Other factors that could impact housing inventory 

Other factors could also help to spark an increase in inventory, experts say, including:

Delinquency rates

White says we could see an uptick in inventory if the recent delinquency rates lead to wider foreclosures. 

"Some analysts are now suggesting that the looser underwriting requirements of non-QM loan originations in 2022 are contributing to the uptick in delinquency rates in 2023 and 2024," says White. "Those non-QM loan pools that investors bought are not performing well."

Because of those factors, White thinks another foreclosure crisis could be possible. And, if that happens, there could be an increase in homes for sale and a decrease in rentals, says White.

Mortgage rate stabilization

Richard Ross, CEO of Quinn Residences, believes that a decline in rates wouldn't help to increase inventory as much as a stabilization in rates could.

"I believe that it's not necessarily the current level of rates, but rather that people need to feel that rates have stabilized and will not be as volatile as they have been recently, " says Ross.

The days of below 5% mortgage rates are over, Ross says. And if homeowners come to this same conclusion, that will likely open up the inventory floodgates.

New home construction 

Durham says an increase in new construction may be the most significant factor in terms of increasing housing inventory.

"For that to happen, we will need to see more local and state governments easing regulations and providing tax incentives to some of the fears builders have regarding the economy," Durham says. "This should specifically target affordable home building and not just higher-end home production."

New construction is a major factor, Kaminski says, noting that there has already been a shift within new constriction as the supply of existing homes has become constrained. 

"New home construction is essential to bridge the national housing deficit left behind due to underbuilding over the last two decades," says Kaminski. "New home construction now makes up over 31% of all homes for sale, and historically this number has been closer to 13%." 

The bottom line

Mortgage rates might need to fall by at least 2% to increase inventory, some experts say. However, there may be other factors, such as new construction and delinquency rates, that could also play a key role. 
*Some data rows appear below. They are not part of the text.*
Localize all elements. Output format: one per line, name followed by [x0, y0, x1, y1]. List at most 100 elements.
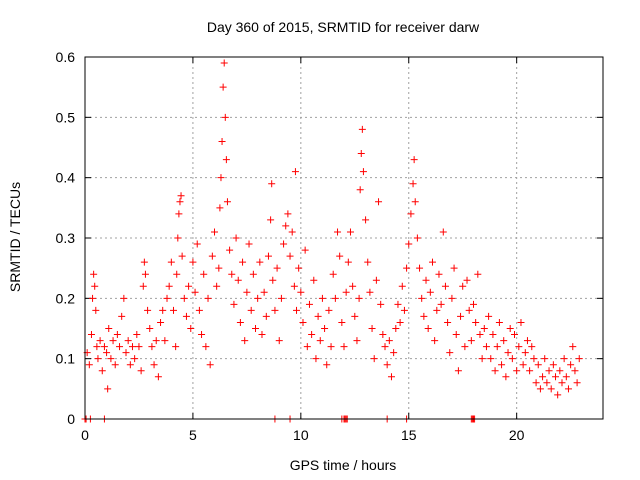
data-point: [111, 361, 119, 369]
data-point: [344, 258, 352, 266]
data-point: [247, 306, 255, 314]
data-point: [500, 337, 508, 345]
data-point: [107, 355, 115, 363]
data-point: [273, 264, 281, 272]
data-point: [243, 288, 251, 296]
data-point: [410, 156, 418, 164]
data-point: [260, 288, 268, 296]
data-point: [478, 355, 486, 363]
data-point: [87, 331, 95, 339]
y-axis-label: SRMTID / TECUs: [7, 182, 23, 292]
data-point: [407, 210, 415, 218]
data-point: [173, 270, 181, 278]
grid: [85, 57, 603, 419]
data-point: [549, 361, 557, 369]
data-point: [165, 282, 173, 290]
data-point: [370, 355, 378, 363]
data-point: [310, 276, 318, 284]
data-point: [120, 294, 128, 302]
data-point: [379, 331, 387, 339]
data-point: [232, 234, 240, 242]
data-point: [394, 300, 402, 308]
data-point: [357, 150, 365, 158]
data-point: [465, 306, 473, 314]
data-point: [448, 294, 456, 302]
y-tick-label: 0.6: [56, 49, 76, 65]
chart-title: Day 360 of 2015, SRMTID for receiver dar…: [207, 19, 480, 35]
data-point: [569, 343, 577, 351]
data-point: [195, 306, 203, 314]
data-point: [567, 361, 575, 369]
data-point: [446, 349, 454, 357]
data-point: [487, 355, 495, 363]
data-point: [418, 294, 426, 302]
data-point: [439, 228, 447, 236]
data-point: [217, 174, 225, 182]
data-point: [461, 343, 469, 351]
y-tick-label: 0.5: [56, 109, 76, 125]
data-point: [441, 282, 449, 290]
y-tick-label: 0.3: [56, 230, 76, 246]
data-point: [213, 282, 221, 290]
axis-ticks: 0 0.1 0.2 0.3 0.4 0.5 0.6 0 5 10 15 20: [56, 49, 603, 443]
data-point: [506, 325, 514, 332]
data-point: [154, 373, 162, 381]
data-point: [539, 373, 547, 381]
data-point: [312, 355, 320, 363]
data-point: [372, 276, 380, 284]
data-point: [450, 264, 458, 272]
data-point: [230, 300, 238, 308]
data-point: [368, 325, 376, 332]
data-point: [571, 367, 579, 375]
data-point: [269, 276, 277, 284]
data-point: [90, 270, 98, 278]
data-point: [534, 361, 542, 369]
data-point: [267, 216, 275, 224]
data-point: [536, 385, 544, 393]
data-point: [85, 361, 93, 369]
data-point: [346, 228, 354, 236]
data-point: [381, 343, 389, 351]
data-point: [293, 306, 301, 314]
data-point: [334, 228, 342, 236]
x-tick-label: 5: [189, 427, 197, 443]
data-point: [290, 282, 298, 290]
data-point: [239, 258, 247, 266]
data-point: [530, 355, 538, 363]
data-point: [523, 337, 531, 345]
data-point: [575, 355, 583, 363]
data-point: [189, 258, 197, 266]
data-point: [193, 240, 201, 248]
data-point: [375, 198, 383, 206]
data-point: [327, 343, 335, 351]
data-point: [182, 312, 190, 320]
data-point: [359, 168, 367, 176]
data-point: [172, 343, 180, 351]
data-point: [100, 343, 108, 351]
data-point: [124, 337, 132, 345]
data-point: [178, 252, 186, 260]
data-point: [560, 355, 568, 363]
data-point: [489, 331, 497, 339]
data-point: [398, 282, 406, 290]
data-point: [140, 258, 148, 266]
data-point: [118, 312, 126, 320]
data-point: [504, 349, 512, 357]
data-point: [126, 361, 134, 369]
data-point: [157, 318, 165, 326]
data-point: [200, 270, 208, 278]
data-point: [364, 258, 372, 266]
data-point: [96, 337, 104, 345]
data-point: [476, 331, 484, 339]
data-point: [463, 276, 471, 284]
y-tick-label: 0.1: [56, 351, 76, 367]
data-point: [219, 83, 227, 91]
data-point: [323, 361, 331, 369]
x-tick-label: 10: [293, 427, 309, 443]
data-point: [545, 367, 553, 375]
data-point: [252, 325, 260, 332]
data-point: [356, 186, 364, 194]
data-point: [316, 337, 324, 345]
data-point: [303, 343, 311, 351]
data-point: [222, 156, 230, 164]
"A significant surge in inventory levels could help bring stability to the market by providing more options for homebuyers, reducing home prices, and simply balancing the supply and demand scale," Kaminski says.

That said, if you're in the market for a home, you don't necessarily have to wait for rates to fall to get a mortgage rate under 7%. For example, applying for a 15-year mortgage could be one way to obtain a lower mortgage rate, but only if you can afford the higher monthly payments that come with them. And, keep in mind that comparing rates and fees from at least three to five lenders could help you get the best rate for your unique circumstances.